Reiterating his stand that there were no issues or differences between the two parties, Alagiri said both the parties had always been united and would continue to be so.

He downplayed DMK leader Duraimurugan's remark that Congress had no vote bank, saying the leader had expressed his view and there was no problem about it.

Alagiri exuded confidence that his party's alliance with the DMK would continue even beyond the 2022 Assembly polls.

Following the deliberations with the Congress team,Stalin urged leaders of both parties to desist from airing their views in public to end haggling and avoid its recurrence.

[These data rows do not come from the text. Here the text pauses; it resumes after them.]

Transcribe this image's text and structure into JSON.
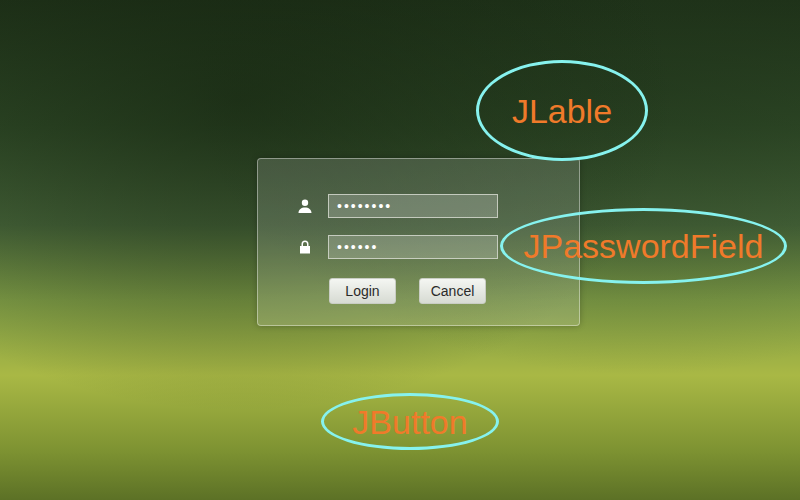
{
  "login_panel": {
    "fields": [
      {
        "kind": "user",
        "value": "••••••••"
      },
      {
        "kind": "password",
        "value": "••••••"
      }
    ],
    "buttons": [
      {
        "label": "Login"
      },
      {
        "label": "Cancel"
      }
    ]
  },
  "annotations": [
    {
      "label": "JLable"
    },
    {
      "label": "JPasswordField"
    },
    {
      "label": "JButton"
    }
  ]
}
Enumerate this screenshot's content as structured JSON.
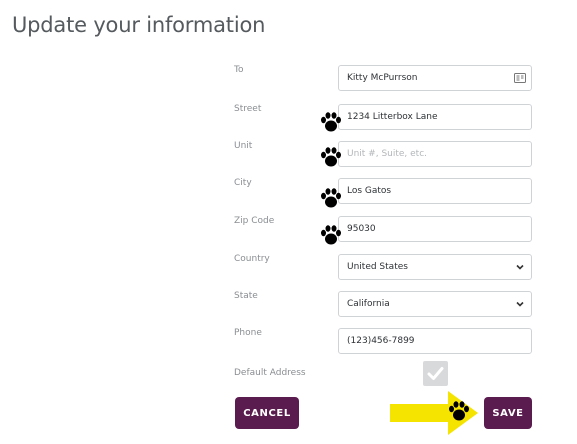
{
  "page": {
    "title": "Update your information"
  },
  "form": {
    "fields": [
      {
        "label": "To",
        "value": "Kitty McPurrson",
        "placeholder": ""
      },
      {
        "label": "Street",
        "value": "1234 Litterbox Lane",
        "placeholder": ""
      },
      {
        "label": "Unit",
        "value": "",
        "placeholder": "Unit #, Suite, etc."
      },
      {
        "label": "City",
        "value": "Los Gatos",
        "placeholder": ""
      },
      {
        "label": "Zip Code",
        "value": "95030",
        "placeholder": ""
      },
      {
        "label": "Country",
        "value": "United States",
        "placeholder": ""
      },
      {
        "label": "State",
        "value": "California",
        "placeholder": ""
      },
      {
        "label": "Phone",
        "value": "(123)456-7899",
        "placeholder": ""
      }
    ],
    "default_address": {
      "label": "Default Address",
      "checked": true
    }
  },
  "actions": {
    "cancel_label": "CANCEL",
    "save_label": "SAVE"
  },
  "colors": {
    "button": "#5a1b4e",
    "arrow": "#f5e400",
    "paw": "#000000",
    "checkbox": "#d7d9db"
  },
  "icons": [
    "contact-card-icon",
    "chevron-down-icon",
    "paw-icon",
    "checkmark-icon",
    "arrow-icon"
  ]
}
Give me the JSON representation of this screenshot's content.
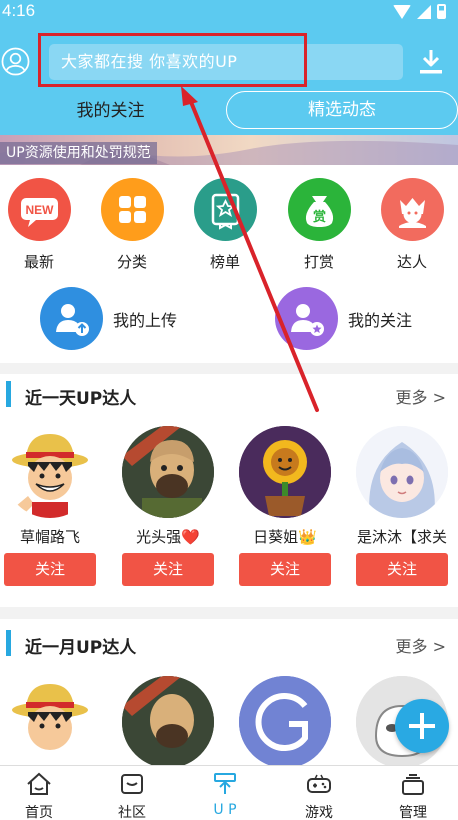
{
  "status": {
    "time": "4:16"
  },
  "search": {
    "placeholder": "大家都在搜  你喜欢的UP"
  },
  "tabs": [
    {
      "label": "我的关注"
    },
    {
      "label": "精选动态"
    }
  ],
  "banner": {
    "text": "UP资源使用和处罚规范"
  },
  "categories": [
    {
      "label": "最新",
      "icon": "new-badge-icon",
      "color": "#f15445"
    },
    {
      "label": "分类",
      "icon": "grid-icon",
      "color": "#ff9d1b"
    },
    {
      "label": "榜单",
      "icon": "ranking-icon",
      "color": "#2a9d8a"
    },
    {
      "label": "打赏",
      "icon": "reward-bag-icon",
      "color": "#2bb43a"
    },
    {
      "label": "达人",
      "icon": "expert-icon",
      "color": "#f26b5e"
    },
    {
      "label": "我的上传",
      "icon": "my-upload-icon",
      "color": "#2f8fe0"
    },
    {
      "label": "我的关注",
      "icon": "my-follow-icon",
      "color": "#9a68e0"
    }
  ],
  "section_day": {
    "title": "近一天UP达人",
    "more": "更多 >",
    "ups": [
      {
        "name": "草帽路飞",
        "follow": "关注",
        "avatar": "luffy"
      },
      {
        "name": "光头强❤️",
        "follow": "关注",
        "avatar": "bald"
      },
      {
        "name": "日葵姐👑",
        "follow": "关注",
        "avatar": "sunflower"
      },
      {
        "name": "是沐沐【求关",
        "follow": "关注",
        "avatar": "anime-girl"
      }
    ]
  },
  "section_month": {
    "title": "近一月UP达人",
    "more": "更多 >"
  },
  "bottom_nav": [
    {
      "label": "首页",
      "icon": "home-icon"
    },
    {
      "label": "社区",
      "icon": "community-icon"
    },
    {
      "label": "U P",
      "icon": "up-icon",
      "active": true
    },
    {
      "label": "游戏",
      "icon": "gamepad-icon"
    },
    {
      "label": "管理",
      "icon": "manage-icon"
    }
  ],
  "colors": {
    "header": "#5ccaf0",
    "accent": "#27a8e0",
    "follow": "#f15445",
    "annotation": "#d9232a"
  }
}
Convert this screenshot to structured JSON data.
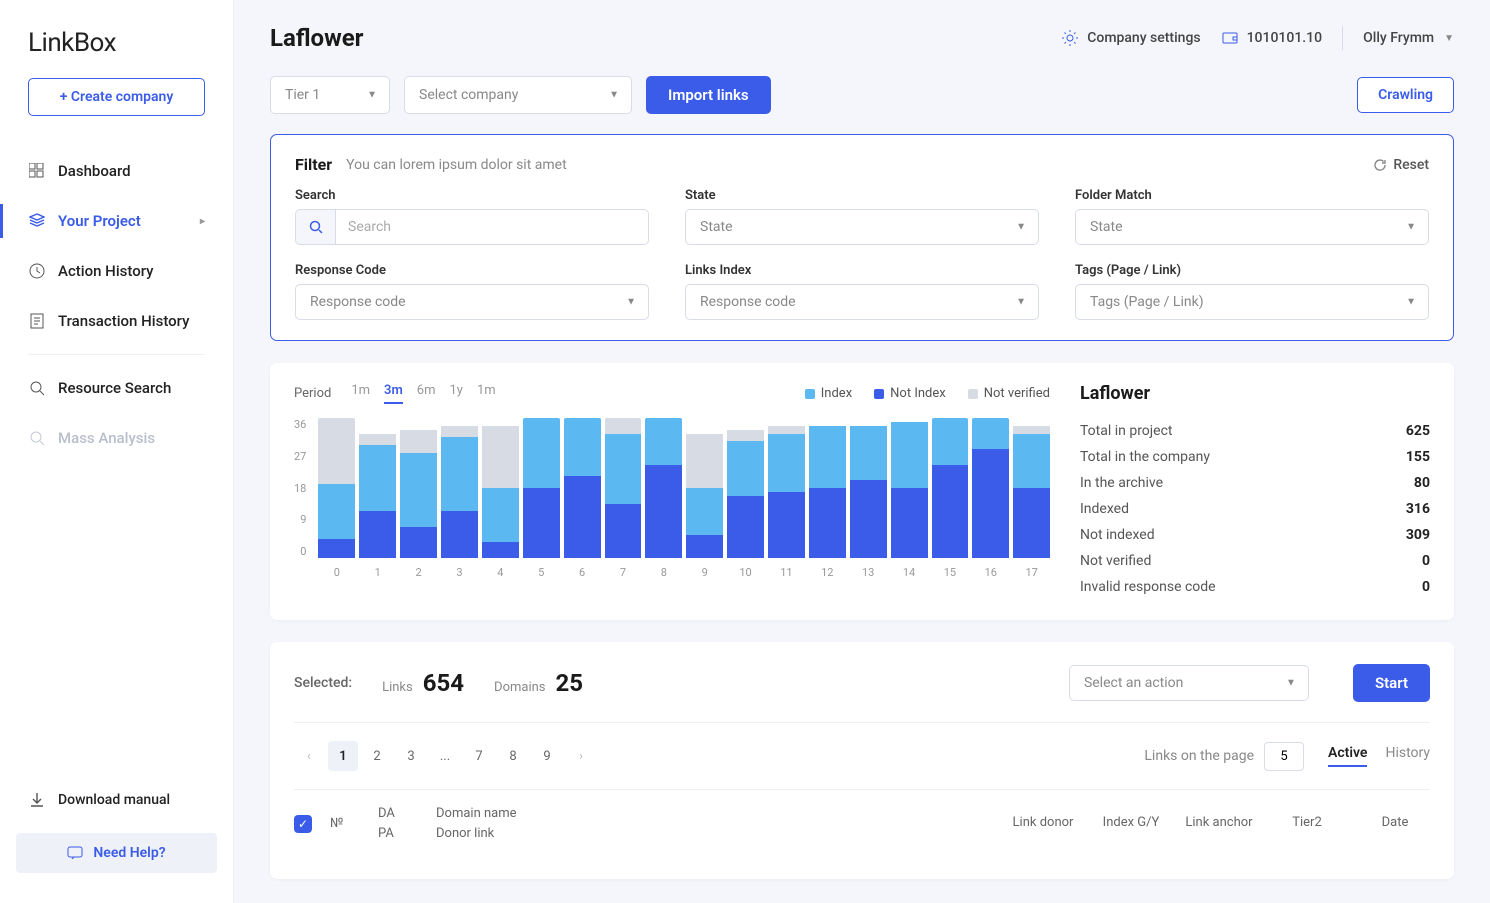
{
  "logo": "LinkBox",
  "create_company": "+ Create company",
  "nav": {
    "dashboard": "Dashboard",
    "your_project": "Your Project",
    "action_history": "Action History",
    "transaction_history": "Transaction History",
    "resource_search": "Resource Search",
    "mass_analysis": "Mass Analysis",
    "download_manual": "Download manual",
    "need_help": "Need Help?"
  },
  "header": {
    "title": "Laflower",
    "company_settings": "Company settings",
    "wallet": "1010101.10",
    "user": "Olly Frymm"
  },
  "toolbar": {
    "tier": "Tier 1",
    "company_placeholder": "Select company",
    "import": "Import links",
    "crawling": "Crawling"
  },
  "filter": {
    "title": "Filter",
    "subtitle": "You can lorem ipsum dolor sit amet",
    "reset": "Reset",
    "search_label": "Search",
    "search_placeholder": "Search",
    "state_label": "State",
    "state_placeholder": "State",
    "folder_label": "Folder Match",
    "folder_placeholder": "State",
    "response_label": "Response Code",
    "response_placeholder": "Response code",
    "links_index_label": "Links Index",
    "links_index_placeholder": "Response code",
    "tags_label": "Tags (Page / Link)",
    "tags_placeholder": "Tags (Page / Link)"
  },
  "chart": {
    "period_label": "Period",
    "periods": [
      "1m",
      "3m",
      "6m",
      "1y",
      "1m"
    ],
    "active_period": "3m",
    "legend": {
      "index": "Index",
      "not_index": "Not Index",
      "not_verified": "Not verified"
    },
    "colors": {
      "index": "#5cb8f0",
      "not_index": "#3b5ce8",
      "not_verified": "#d7dbe3"
    },
    "yticks": [
      "36",
      "27",
      "18",
      "9",
      "0"
    ]
  },
  "chart_data": {
    "type": "bar",
    "ylim": [
      0,
      36
    ],
    "categories": [
      "0",
      "1",
      "2",
      "3",
      "4",
      "5",
      "6",
      "7",
      "8",
      "9",
      "10",
      "11",
      "12",
      "13",
      "14",
      "15",
      "16",
      "17"
    ],
    "series": [
      {
        "name": "Not Index",
        "values": [
          5,
          12,
          8,
          12,
          4,
          18,
          21,
          14,
          24,
          6,
          16,
          17,
          18,
          20,
          18,
          24,
          28,
          18
        ]
      },
      {
        "name": "Index",
        "values": [
          14,
          17,
          19,
          19,
          14,
          18,
          15,
          18,
          12,
          12,
          14,
          15,
          16,
          14,
          17,
          12,
          8,
          14
        ]
      },
      {
        "name": "Not verified",
        "values": [
          17,
          3,
          6,
          3,
          16,
          0,
          0,
          4,
          0,
          14,
          3,
          2,
          0,
          0,
          0,
          0,
          0,
          2
        ]
      }
    ]
  },
  "stats": {
    "title": "Laflower",
    "rows": [
      {
        "label": "Total in project",
        "value": "625"
      },
      {
        "label": "Total in the company",
        "value": "155"
      },
      {
        "label": "In the archive",
        "value": "80"
      },
      {
        "label": "Indexed",
        "value": "316"
      },
      {
        "label": "Not indexed",
        "value": "309"
      },
      {
        "label": "Not verified",
        "value": "0"
      },
      {
        "label": "Invalid response code",
        "value": "0"
      }
    ]
  },
  "table": {
    "selected_label": "Selected:",
    "links_label": "Links",
    "links_value": "654",
    "domains_label": "Domains",
    "domains_value": "25",
    "action_placeholder": "Select an action",
    "start": "Start",
    "pages": [
      "1",
      "2",
      "3",
      "...",
      "7",
      "8",
      "9"
    ],
    "links_on_page_label": "Links on the page",
    "links_on_page_value": "5",
    "tabs": {
      "active": "Active",
      "history": "History"
    },
    "head": {
      "num": "№",
      "da": "DA",
      "pa": "PA",
      "domain": "Domain name",
      "donor": "Donor link",
      "link_donor": "Link donor",
      "index_gy": "Index G/Y",
      "link_anchor": "Link anchor",
      "tier2": "Tier2",
      "date": "Date"
    }
  }
}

The DMK chief, recalling the origin of the recent differences, said Algiri had issued a statement that Congress was allocated lesser number of president and vice-president seats (in indirect polls) to head district panchayats and panchayat unions.

Pinning the blame on Alagiri, Stalin said something like seat sharing should have been resolved through talks, but it became public following the Congress statement and it led to an undesirable exchange of views from both the sides.

Asserting that continuation of verbal duel would provide fodder to political rivals and a "section of the media," he said he wanted to end it and asked leaders of both parties not to go public over alliance and related matters like seat sharing.

After saying earlier this week that only time would tell whether ties with the Congress would go back to normalcy, DMK on Wednesday had upped the ante, saying if the national party wants to quit the alliance, it can do so.

Duraimurugan, when asked about Congress's charge that DMK violated coalition dharma and that the grand old party might leave the alliance, had said "if they want to quit, let them do so. How are we concerned, what is the loss for us?."

The DMK treasurer had said the party was not worried about Congress leaving the alliance and he was not concerned.

Asked if it would not impact the votes in favour of DMK, he had said his party will not be affected and that Congress does not have a vote bank to dent his party's prospects.